Mrs. Jackson [Because] You're Nasty

You would think that with a titty finish, the show would be good. Oh no, it sucked ass once again. Good Job producing MTV, maybe if you worked on producing and distributing music, you could get the halftime show right. Then there was lazy ass Puff Daddy/Cream Puffy/P.Diddy/Sean Combs/Puff n’ Stuff. You lip-synced your whole set. Why? I can see Janet Jackson doing it, because she had a lot of dance choreography, but you didn’t even walk while on the stage. You rode a fucking conveyer belt like this is a fucking airport. Didn’t you just run a fucking marathon for charity? When you stop rapping I don’t think too many people “Will Be Missing You.” I can’t believe that the best part of the show was Kid Rock.
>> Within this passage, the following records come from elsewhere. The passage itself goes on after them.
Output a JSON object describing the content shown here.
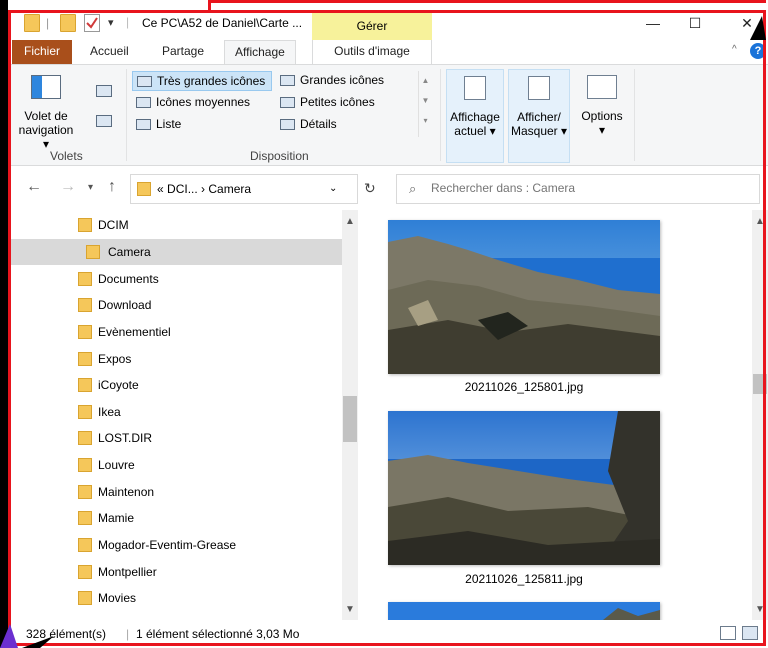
{
  "window": {
    "title": "Ce PC\\A52 de Daniel\\Carte ...",
    "manage_tab": "Gérer",
    "buttons": {
      "minimize": "—",
      "maximize": "☐",
      "close": "✕"
    }
  },
  "tabs": {
    "file": "Fichier",
    "home": "Accueil",
    "share": "Partage",
    "view": "Affichage",
    "image_tools": "Outils d'image"
  },
  "ribbon": {
    "panes": {
      "nav_pane_line1": "Volet de",
      "nav_pane_line2": "navigation",
      "group_label": "Volets"
    },
    "layout": {
      "xl_icons": "Très grandes icônes",
      "large_icons": "Grandes icônes",
      "medium_icons": "Icônes moyennes",
      "small_icons": "Petites icônes",
      "list": "Liste",
      "details": "Détails",
      "group_label": "Disposition"
    },
    "current_view_line1": "Affichage",
    "current_view_line2": "actuel",
    "show_hide_line1": "Afficher/",
    "show_hide_line2": "Masquer",
    "options": "Options"
  },
  "address": {
    "prefix": "«",
    "crumb1": "DCI...",
    "sep": "›",
    "crumb2": "Camera",
    "search_placeholder": "Rechercher dans : Camera"
  },
  "nav_items": [
    {
      "label": "DCIM"
    },
    {
      "label": "Camera"
    },
    {
      "label": "Documents"
    },
    {
      "label": "Download"
    },
    {
      "label": "Evènementiel"
    },
    {
      "label": "Expos"
    },
    {
      "label": "iCoyote"
    },
    {
      "label": "Ikea"
    },
    {
      "label": "LOST.DIR"
    },
    {
      "label": "Louvre"
    },
    {
      "label": "Maintenon"
    },
    {
      "label": "Mamie"
    },
    {
      "label": "Mogador-Eventim-Grease"
    },
    {
      "label": "Montpellier"
    },
    {
      "label": "Movies"
    }
  ],
  "files": [
    {
      "name": "20211026_125801.jpg"
    },
    {
      "name": "20211026_125811.jpg"
    }
  ],
  "status": {
    "count": "328 élément(s)",
    "selection": "1 élément sélectionné  3,03 Mo"
  },
  "colors": {
    "file_tab": "#a94f1b",
    "manage_tab": "#f7f29b",
    "annotation": "#e8141d",
    "folder": "#f5c75a"
  }
}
He appeared to be the only one actually singing. Though I don’t know what was up with his fur coat/American flag vest. The Queer Eye for the Straight Guys guys would have a field day with that. Yeah I watch Queer Eye, grow up. They have good tips. Honestly. Simons isn’t going to take this. I’m out.

Did anyone else see Janet Jackson’s tit (singular) during the Super Bowl halftime show? Is this what our halftime shows have come to? I mean I enjoy a good breast as much the next man, but it seemed a bit out of place. Janet just finished talking about fighting against prejudice and domestic violence. Then she was all “no to bras”.
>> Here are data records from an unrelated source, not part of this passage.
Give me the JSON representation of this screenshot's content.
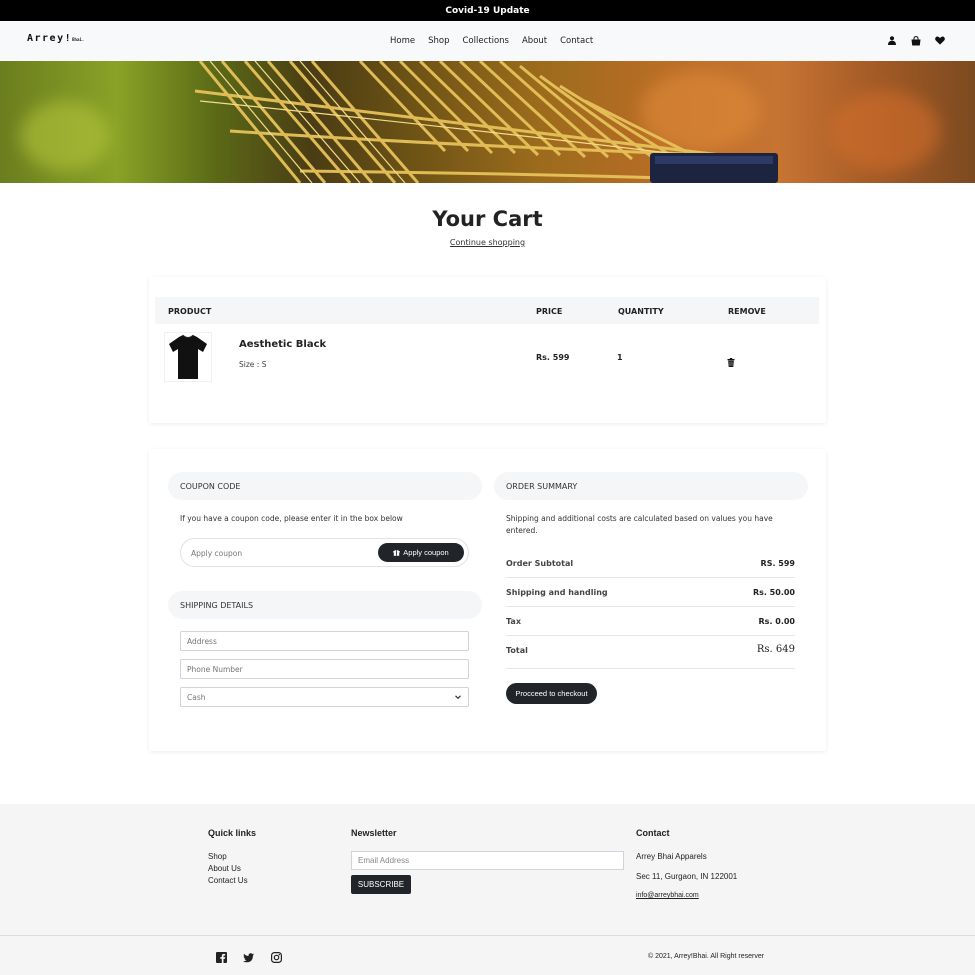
{
  "banner": {
    "text": "Covid-19 Update"
  },
  "nav": {
    "brand": "Arrey!",
    "brand_suffix": "Bhai.",
    "links": [
      "Home",
      "Shop",
      "Collections",
      "About",
      "Contact"
    ],
    "icons": [
      "user-icon",
      "shopping-bag-icon",
      "heart-icon"
    ]
  },
  "cart": {
    "title": "Your Cart",
    "continue_link": "Continue shopping",
    "headers": {
      "product": "PRODUCT",
      "price": "PRICE",
      "quantity": "QUANTITY",
      "remove": "REMOVE"
    },
    "items": [
      {
        "name": "Aesthetic Black",
        "size": "Size : S",
        "price": "Rs. 599",
        "quantity": "1"
      }
    ]
  },
  "coupon": {
    "heading": "COUPON CODE",
    "description": "If you have a coupon code, please enter it in the box below",
    "placeholder": "Apply coupon",
    "button": "Apply coupon"
  },
  "shipping": {
    "heading": "SHIPPING DETAILS",
    "address_placeholder": "Address",
    "phone_placeholder": "Phone Number",
    "payment_selected": "Cash"
  },
  "summary": {
    "heading": "ORDER SUMMARY",
    "description": "Shipping and additional costs are calculated based on values you have entered.",
    "rows": [
      {
        "label": "Order Subtotal",
        "value": "RS. 599"
      },
      {
        "label": "Shipping and handling",
        "value": "Rs. 50.00"
      },
      {
        "label": "Tax",
        "value": "Rs. 0.00"
      },
      {
        "label": "Total",
        "value": "Rs. 649"
      }
    ],
    "checkout_button": "Procceed to checkout"
  },
  "footer": {
    "quick_links_heading": "Quick links",
    "quick_links": [
      "Shop",
      "About Us",
      "Contact Us"
    ],
    "newsletter_heading": "Newsletter",
    "email_placeholder": "Email Address",
    "subscribe_button": "SUBSCRIBE",
    "contact_heading": "Contact",
    "company": "Arrey Bhai Apparels",
    "address": "Sec 11, Gurgaon, IN 122001",
    "email": "info@arreybhai.com",
    "social": [
      "facebook-icon",
      "twitter-icon",
      "instagram-icon"
    ],
    "copyright": "© 2021, Arrey!Bhai. All Right reserver"
  },
  "colors": {
    "dark": "#212529",
    "banner": "#000000",
    "nav_bg": "#f8f9fa",
    "footer_bg": "#f5f5f5"
  }
}
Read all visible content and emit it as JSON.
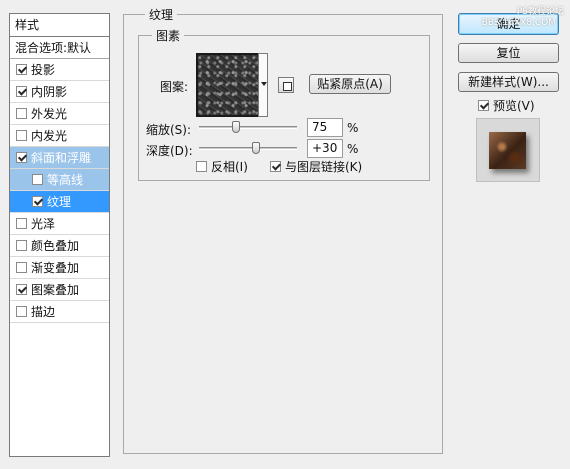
{
  "styles_panel": {
    "header": "样式",
    "blend_options": "混合选项:默认",
    "items": [
      {
        "label": "投影",
        "checked": true
      },
      {
        "label": "内阴影",
        "checked": true
      },
      {
        "label": "外发光",
        "checked": false
      },
      {
        "label": "内发光",
        "checked": false
      },
      {
        "label": "斜面和浮雕",
        "checked": true
      },
      {
        "label": "等高线",
        "checked": false
      },
      {
        "label": "纹理",
        "checked": true
      },
      {
        "label": "光泽",
        "checked": false
      },
      {
        "label": "颜色叠加",
        "checked": false
      },
      {
        "label": "渐变叠加",
        "checked": false
      },
      {
        "label": "图案叠加",
        "checked": true
      },
      {
        "label": "描边",
        "checked": false
      }
    ]
  },
  "texture": {
    "group_title": "纹理",
    "pattern_group_title": "图素",
    "pattern_label": "图案:",
    "snap_button": "贴紧原点(A)",
    "scale_label": "缩放(S):",
    "scale_value": "75",
    "scale_unit": "%",
    "depth_label": "深度(D):",
    "depth_value": "+30",
    "depth_unit": "%",
    "invert_label": "反相(I)",
    "invert_checked": false,
    "link_label": "与图层链接(K)",
    "link_checked": true
  },
  "actions": {
    "ok": "确定",
    "reset": "复位",
    "new_style": "新建样式(W)...",
    "preview_label": "预览(V)",
    "preview_checked": true
  },
  "watermark": {
    "line1": "PS教程论坛",
    "line2": "BBS.16XX8.COM"
  }
}
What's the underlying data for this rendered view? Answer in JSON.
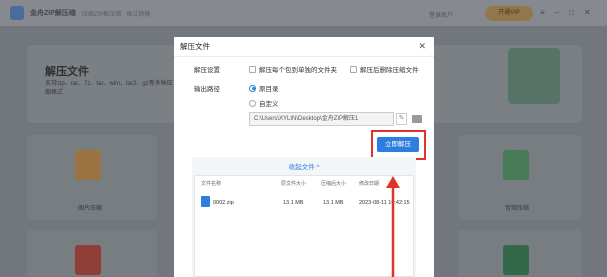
{
  "app": {
    "title": "金舟ZIP解压缩",
    "tagline": "压缩ZIP解压缩 · 格式转换",
    "login": "登录账户",
    "vip": "开通VIP",
    "banner_title": "解压文件",
    "banner_desc": "支持zip、rar、7z、tar、wim、tar2、gz等多种压缩格式",
    "cards": [
      "图片压缩",
      "音频压缩"
    ]
  },
  "dialog": {
    "title": "解压文件",
    "settings_label": "解压设置",
    "option1": "解压每个包到单独的文件夹",
    "option2": "解压后删除压缩文件",
    "output_label": "输出路径",
    "radio_original": "原目录",
    "radio_custom": "自定义",
    "path_value": "C:\\Users\\XYLIN\\Desktop\\金舟ZIP解压1",
    "extract_button": "立即解压",
    "collapse_label": "收起文件 ^",
    "table": {
      "headers": [
        "文件名称",
        "原文件大小",
        "压缩后大小",
        "修改日期"
      ],
      "rows": [
        {
          "name": "0002.zip",
          "orig": "13.1 MB",
          "comp": "13.1 MB",
          "date": "2023-08-11 10:42:15"
        }
      ]
    }
  },
  "colors": {
    "accent": "#2e7de1",
    "highlight": "#e0342b"
  }
}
I don’t know about you, but I was frightened and confused by it. For minutes afterward I didn’t know if I had seen it right or if someone slipped something in my Gatorade. Is unveiling half a set of breasts the best way to keep the children positive? “Hey there Timmy, you know hitting your girlfriend is wrong. Good, since you’ve been so good I let you have a gander at Miss Jackson’s Titties.” (I capitalized titties because they were large and deserved a proper noun).